What it's really like to write a cookbook

Jessica Battilana

If you've co-authored five cookbooks with five different chefs, writing your own cookbook should be a piece of cake, right? Not so, says Jessica Battilana. She has worked with temperamental chefs and tight deadlines before, but writing her own cookbook proved to be a much more difficult task.

Writing a cookbook with chefs meant Battilana had to act as a self-described "Full-time Pain in the Ass." She notes that it was her job to "badger them with questions about pan dimensions; to hound them for plausible substitutions for dried wood ear mushrooms; to rush at them, measuring spoons in hand, to ensure that a pinch is only a pinch. Behind their backs, I've rolled my eyes when their recipes casually called for a Vitamix, a chinois, or any other of a dozen tools that the average home cook most likely doesn't have."
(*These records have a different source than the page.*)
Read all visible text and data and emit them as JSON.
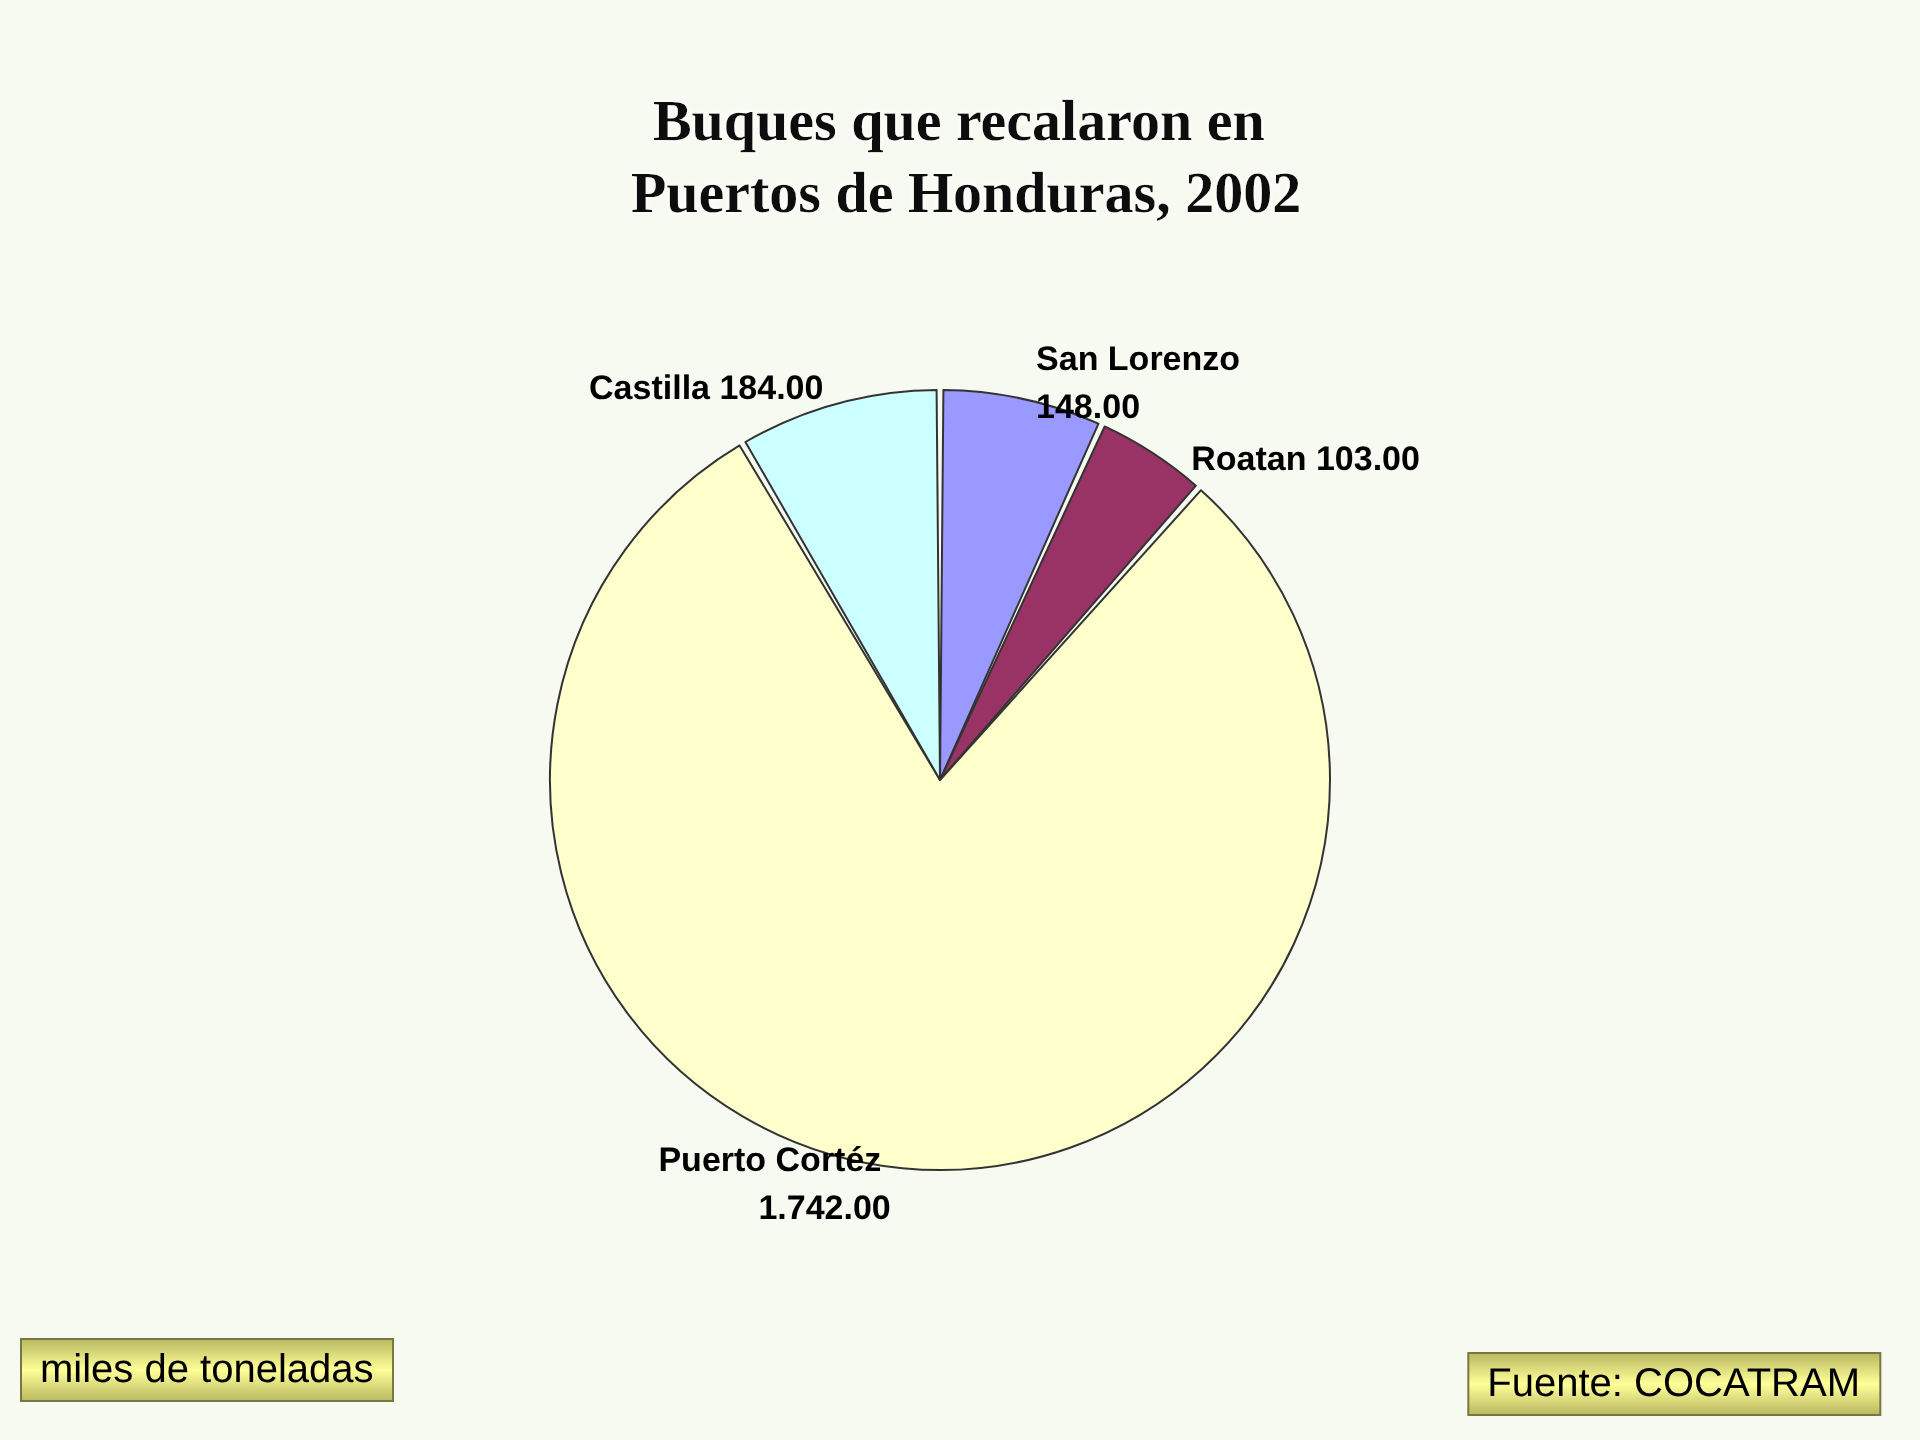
{
  "chart_data": {
    "type": "pie",
    "title": "Buques que recalaron en Puertos de Honduras, 2002",
    "categories": [
      "San Lorenzo",
      "Roatan",
      "Puerto Cortéz",
      "Castilla"
    ],
    "values": [
      148,
      103,
      1742,
      184
    ],
    "colors": [
      "#9999ff",
      "#993366",
      "#ffffcc",
      "#ccffff"
    ],
    "value_labels": [
      "148.00",
      "103.00",
      "1.742.00",
      "184.00"
    ],
    "annotations": [
      "miles de toneladas",
      "Fuente: COCATRAM"
    ]
  }
}
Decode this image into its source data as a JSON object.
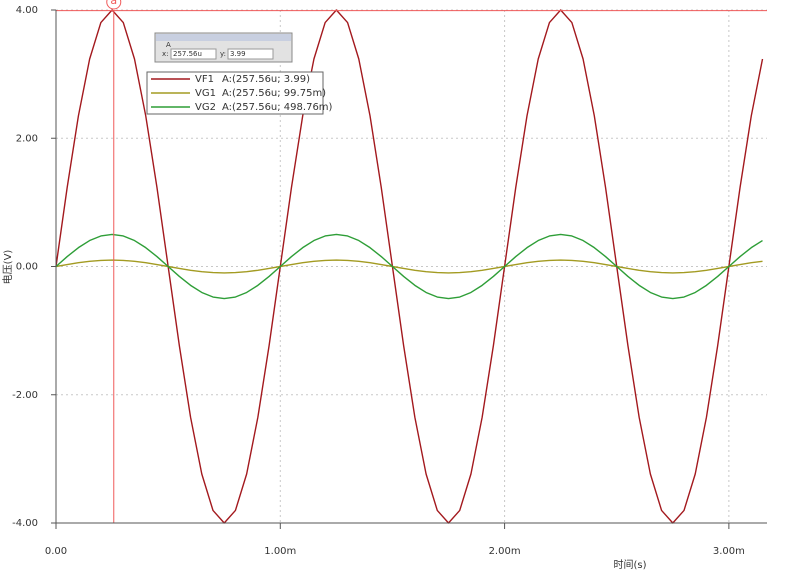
{
  "chart_data": {
    "type": "line",
    "xlabel": "时间(s)",
    "ylabel": "电压(V)",
    "xlim": [
      0,
      0.00317
    ],
    "ylim": [
      -4,
      4
    ],
    "xticks": [
      {
        "value": 0,
        "label": "0.00"
      },
      {
        "value": 0.001,
        "label": "1.00m"
      },
      {
        "value": 0.002,
        "label": "2.00m"
      },
      {
        "value": 0.003,
        "label": "3.00m"
      }
    ],
    "yticks": [
      {
        "value": -4,
        "label": "-4.00"
      },
      {
        "value": -2,
        "label": "-2.00"
      },
      {
        "value": 0,
        "label": "0.00"
      },
      {
        "value": 2,
        "label": "2.00"
      },
      {
        "value": 4,
        "label": "4.00"
      }
    ],
    "grid": true,
    "x": [
      0,
      5e-05,
      0.0001,
      0.00015,
      0.0002,
      0.00025,
      0.0003,
      0.00035,
      0.0004,
      0.00045,
      0.0005,
      0.00055,
      0.0006,
      0.00065,
      0.0007,
      0.00075,
      0.0008,
      0.00085,
      0.0009,
      0.00095,
      0.001,
      0.00105,
      0.0011,
      0.00115,
      0.0012,
      0.00125,
      0.0013,
      0.00135,
      0.0014,
      0.00145,
      0.0015,
      0.00155,
      0.0016,
      0.00165,
      0.0017,
      0.00175,
      0.0018,
      0.00185,
      0.0019,
      0.00195,
      0.002,
      0.00205,
      0.0021,
      0.00215,
      0.0022,
      0.00225,
      0.0023,
      0.00235,
      0.0024,
      0.00245,
      0.0025,
      0.00255,
      0.0026,
      0.00265,
      0.0027,
      0.00275,
      0.0028,
      0.00285,
      0.0029,
      0.00295,
      0.003,
      0.00305,
      0.0031,
      0.00315
    ],
    "series": [
      {
        "name": "VF1",
        "color": "#a3191e",
        "readout": "A:(257.56u; 3.99)",
        "values": [
          0,
          1.236,
          2.351,
          3.236,
          3.804,
          4,
          3.804,
          3.236,
          2.351,
          1.236,
          0,
          -1.236,
          -2.351,
          -3.236,
          -3.804,
          -4,
          -3.804,
          -3.236,
          -2.351,
          -1.236,
          0,
          1.236,
          2.351,
          3.236,
          3.804,
          4,
          3.804,
          3.236,
          2.351,
          1.236,
          0,
          -1.236,
          -2.351,
          -3.236,
          -3.804,
          -4,
          -3.804,
          -3.236,
          -2.351,
          -1.236,
          0,
          1.236,
          2.351,
          3.236,
          3.804,
          4,
          3.804,
          3.236,
          2.351,
          1.236,
          0,
          -1.236,
          -2.351,
          -3.236,
          -3.804,
          -4,
          -3.804,
          -3.236,
          -2.351,
          -1.236,
          0,
          1.236,
          2.351,
          3.236
        ]
      },
      {
        "name": "VG1",
        "color": "#a39b22",
        "readout": "A:(257.56u; 99.75m)",
        "values": [
          0,
          0.031,
          0.059,
          0.081,
          0.095,
          0.1,
          0.095,
          0.081,
          0.059,
          0.031,
          0,
          -0.031,
          -0.059,
          -0.081,
          -0.095,
          -0.1,
          -0.095,
          -0.081,
          -0.059,
          -0.031,
          0,
          0.031,
          0.059,
          0.081,
          0.095,
          0.1,
          0.095,
          0.081,
          0.059,
          0.031,
          0,
          -0.031,
          -0.059,
          -0.081,
          -0.095,
          -0.1,
          -0.095,
          -0.081,
          -0.059,
          -0.031,
          0,
          0.031,
          0.059,
          0.081,
          0.095,
          0.1,
          0.095,
          0.081,
          0.059,
          0.031,
          0,
          -0.031,
          -0.059,
          -0.081,
          -0.095,
          -0.1,
          -0.095,
          -0.081,
          -0.059,
          -0.031,
          0,
          0.031,
          0.059,
          0.081
        ]
      },
      {
        "name": "VG2",
        "color": "#2e9e37",
        "readout": "A:(257.56u; 498.76m)",
        "values": [
          0,
          0.155,
          0.294,
          0.405,
          0.476,
          0.5,
          0.476,
          0.405,
          0.294,
          0.155,
          0,
          -0.155,
          -0.294,
          -0.405,
          -0.476,
          -0.5,
          -0.476,
          -0.405,
          -0.294,
          -0.155,
          0,
          0.155,
          0.294,
          0.405,
          0.476,
          0.5,
          0.476,
          0.405,
          0.294,
          0.155,
          0,
          -0.155,
          -0.294,
          -0.405,
          -0.476,
          -0.5,
          -0.476,
          -0.405,
          -0.294,
          -0.155,
          0,
          0.155,
          0.294,
          0.405,
          0.476,
          0.5,
          0.476,
          0.405,
          0.294,
          0.155,
          0,
          -0.155,
          -0.294,
          -0.405,
          -0.476,
          -0.5,
          -0.476,
          -0.405,
          -0.294,
          -0.155,
          0,
          0.155,
          0.294,
          0.405
        ]
      }
    ],
    "cursor": {
      "marker": "a",
      "color": "#f05a5a",
      "x": 0.00025756,
      "y": 3.99,
      "box_title": "A",
      "x_caption": "x:",
      "x_text": "257.56u",
      "y_caption": "y:"
    }
  }
}
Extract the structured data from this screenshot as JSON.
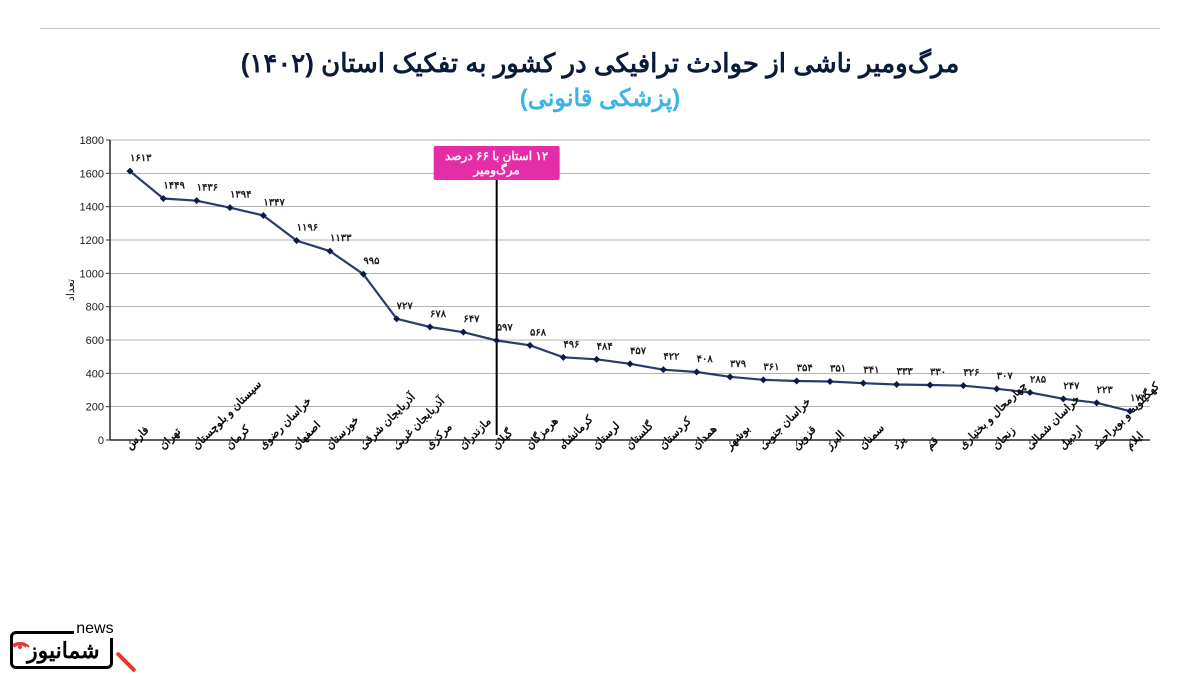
{
  "title_main": "مرگ‌ومیر ناشی از حوادث ترافیکی در کشور به تفکیک استان (۱۴۰۲)",
  "title_sub": "(پزشکی قانونی)",
  "chart": {
    "type": "line",
    "yaxis_title": "تعداد",
    "ylim": [
      0,
      1800
    ],
    "ytick_step": 200,
    "tick_fontsize": 11,
    "title_fontsize": 26,
    "sub_fontsize": 24,
    "sub_color": "#3bb3e6",
    "axis_color": "#2a2a2a",
    "grid_color": "#6a6a6a",
    "grid_width": 0.5,
    "marker": "diamond",
    "marker_size": 7,
    "marker_color": "#0a1a4a",
    "line_color": "#2b3b6b",
    "line_width": 2.2,
    "background_color": "#ffffff",
    "x_label_rotation_deg": 45,
    "value_label_rotation_deg": 90,
    "callout": {
      "index": 11,
      "label_line1": "۱۲ استان با ۶۶ درصد",
      "label_line2": "مرگ‌ومیر",
      "box_color": "#e62da8",
      "text_color": "#ffffff",
      "stem_color": "#000000"
    },
    "categories": [
      "فارس",
      "تهران",
      "سیستان و بلوچستان",
      "کرمان",
      "خراسان رضوی",
      "اصفهان",
      "خوزستان",
      "آذربایجان شرقی",
      "آذربایجان غربی",
      "مرکزی",
      "مازندران",
      "گیلان",
      "هرمزگان",
      "کرمانشاه",
      "لرستان",
      "گلستان",
      "کردستان",
      "همدان",
      "بوشهر",
      "خراسان جنوبی",
      "قزوین",
      "البرز",
      "سمنان",
      "یزد",
      "قم",
      "چهارمحال و بختیاری",
      "زنجان",
      "خراسان شمالی",
      "اردبیل",
      "کهگیلویه و بویراحمد",
      "ایلام"
    ],
    "values": [
      1613,
      1449,
      1436,
      1394,
      1347,
      1196,
      1133,
      995,
      727,
      678,
      647,
      597,
      568,
      496,
      484,
      457,
      422,
      408,
      379,
      361,
      354,
      351,
      341,
      333,
      330,
      326,
      307,
      285,
      247,
      223,
      173
    ],
    "value_labels_fa": [
      "۱۶۱۳",
      "۱۴۴۹",
      "۱۴۳۶",
      "۱۳۹۴",
      "۱۳۴۷",
      "۱۱۹۶",
      "۱۱۳۳",
      "۹۹۵",
      "۷۲۷",
      "۶۷۸",
      "۶۴۷",
      "۵۹۷",
      "۵۶۸",
      "۴۹۶",
      "۴۸۴",
      "۴۵۷",
      "۴۲۲",
      "۴۰۸",
      "۳۷۹",
      "۳۶۱",
      "۳۵۴",
      "۳۵۱",
      "۳۴۱",
      "۳۳۳",
      "۳۳۰",
      "۳۲۶",
      "۳۰۷",
      "۲۸۵",
      "۲۴۷",
      "۲۲۳",
      "۱۷۳"
    ]
  },
  "logo": {
    "main": "شمانیوز",
    "sub": "news"
  }
}
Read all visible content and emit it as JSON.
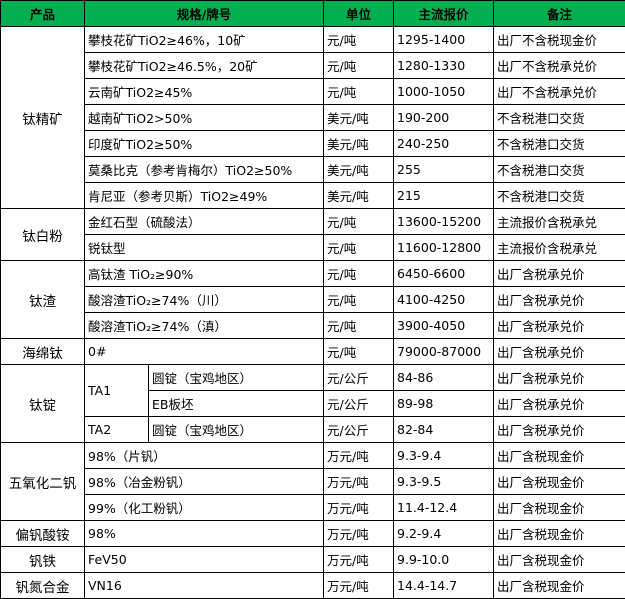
{
  "header": [
    "产品",
    "规格/牌号",
    "单位",
    "主流报价",
    "备注"
  ],
  "groups": [
    {
      "product": "钛精矿",
      "rows": [
        {
          "spec": "攀枝花矿TiO2≥46%，10矿",
          "unit": "元/吨",
          "price": "1295-1400",
          "note": "出厂不含税现金价"
        },
        {
          "spec": "攀枝花矿TiO2≥46.5%，20矿",
          "unit": "元/吨",
          "price": "1280-1330",
          "note": "出厂不含税承兑价"
        },
        {
          "spec": "云南矿TiO2≥45%",
          "unit": "元/吨",
          "price": "1000-1050",
          "note": "出厂不含税承兑价"
        },
        {
          "spec": "越南矿TiO2>50%",
          "unit": "美元/吨",
          "price": "190-200",
          "note": "不含税港口交货"
        },
        {
          "spec": "印度矿TiO2≥50%",
          "unit": "美元/吨",
          "price": "240-250",
          "note": "不含税港口交货"
        },
        {
          "spec": "莫桑比克（参考肯梅尔）TiO2≥50%",
          "unit": "美元/吨",
          "price": "255",
          "note": "不含税港口交货"
        },
        {
          "spec": "肯尼亚（参考贝斯）TiO2≥49%",
          "unit": "美元/吨",
          "price": "215",
          "note": "不含税港口交货"
        }
      ]
    },
    {
      "product": "钛白粉",
      "rows": [
        {
          "spec": "金红石型（硫酸法）",
          "unit": "元/吨",
          "price": "13600-15200",
          "note": "主流报价含税承兑"
        },
        {
          "spec": "锐钛型",
          "unit": "元/吨",
          "price": "11600-12800",
          "note": "主流报价含税承兑"
        }
      ]
    },
    {
      "product": "钛渣",
      "rows": [
        {
          "spec": "高钛渣 TiO₂≥90%",
          "unit": "元/吨",
          "price": "6450-6600",
          "note": "出厂含税承兑价"
        },
        {
          "spec": "酸溶渣TiO₂≥74%（川）",
          "unit": "元/吨",
          "price": "4100-4250",
          "note": "出厂含税承兑价"
        },
        {
          "spec": "酸溶渣TiO₂≥74%（滇）",
          "unit": "元/吨",
          "price": "3900-4050",
          "note": "出厂含税承兑价"
        }
      ]
    },
    {
      "product": "海绵钛",
      "rows": [
        {
          "spec": "0#",
          "unit": "元/吨",
          "price": "79000-87000",
          "note": "出厂含税承兑价"
        }
      ]
    },
    {
      "product": "钛锭",
      "subgroups": [
        {
          "grade": "TA1",
          "rows": [
            {
              "form": "圆锭（宝鸡地区）",
              "unit": "元/公斤",
              "price": "84-86",
              "note": "出厂含税承兑价"
            },
            {
              "form": "EB板坯",
              "unit": "元/公斤",
              "price": "89-98",
              "note": "出厂含税承兑价"
            }
          ]
        },
        {
          "grade": "TA2",
          "rows": [
            {
              "form": "圆锭（宝鸡地区）",
              "unit": "元/公斤",
              "price": "82-84",
              "note": "出厂含税承兑价"
            }
          ]
        }
      ]
    },
    {
      "product": "五氧化二钒",
      "rows": [
        {
          "spec": "98%（片钒）",
          "unit": "万元/吨",
          "price": "9.3-9.4",
          "note": "出厂含税现金价"
        },
        {
          "spec": "98%（冶金粉钒）",
          "unit": "万元/吨",
          "price": "9.3-9.5",
          "note": "出厂含税现金价"
        },
        {
          "spec": "99%（化工粉钒）",
          "unit": "万元/吨",
          "price": "11.4-12.4",
          "note": "出厂含税现金价"
        }
      ]
    },
    {
      "product": "偏钒酸铵",
      "rows": [
        {
          "spec": "98%",
          "unit": "万元/吨",
          "price": "9.2-9.4",
          "note": "出厂含税现金价"
        }
      ]
    },
    {
      "product": "钒铁",
      "rows": [
        {
          "spec": "FeV50",
          "unit": "万元/吨",
          "price": "9.9-10.0",
          "note": "出厂含税现金价"
        }
      ]
    },
    {
      "product": "钒氮合金",
      "rows": [
        {
          "spec": "VN16",
          "unit": "万元/吨",
          "price": "14.4-14.7",
          "note": "出厂含税现金价"
        }
      ]
    }
  ]
}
So when it came time to pen her own cookbook, Battilana thought it would be a breeze. She discovered that while she didn't have to deal with the issues described above, a new set of issues cropped up to take their place. Her home kitchen turned into a chaotic mess, recipes that she had made many times before confounded her when she was trying to get the measurements just so, and her family got tired of eating the same dishes over and over. Plus, as Battilana found out, she was a pain in the ass to herself. She says "I thought it impossible that I'd end up being harder on myself than I'd been on the chefs I've worked with, the ones I'd cajoled and badgered with questions. Turns out I was wrong about that, too."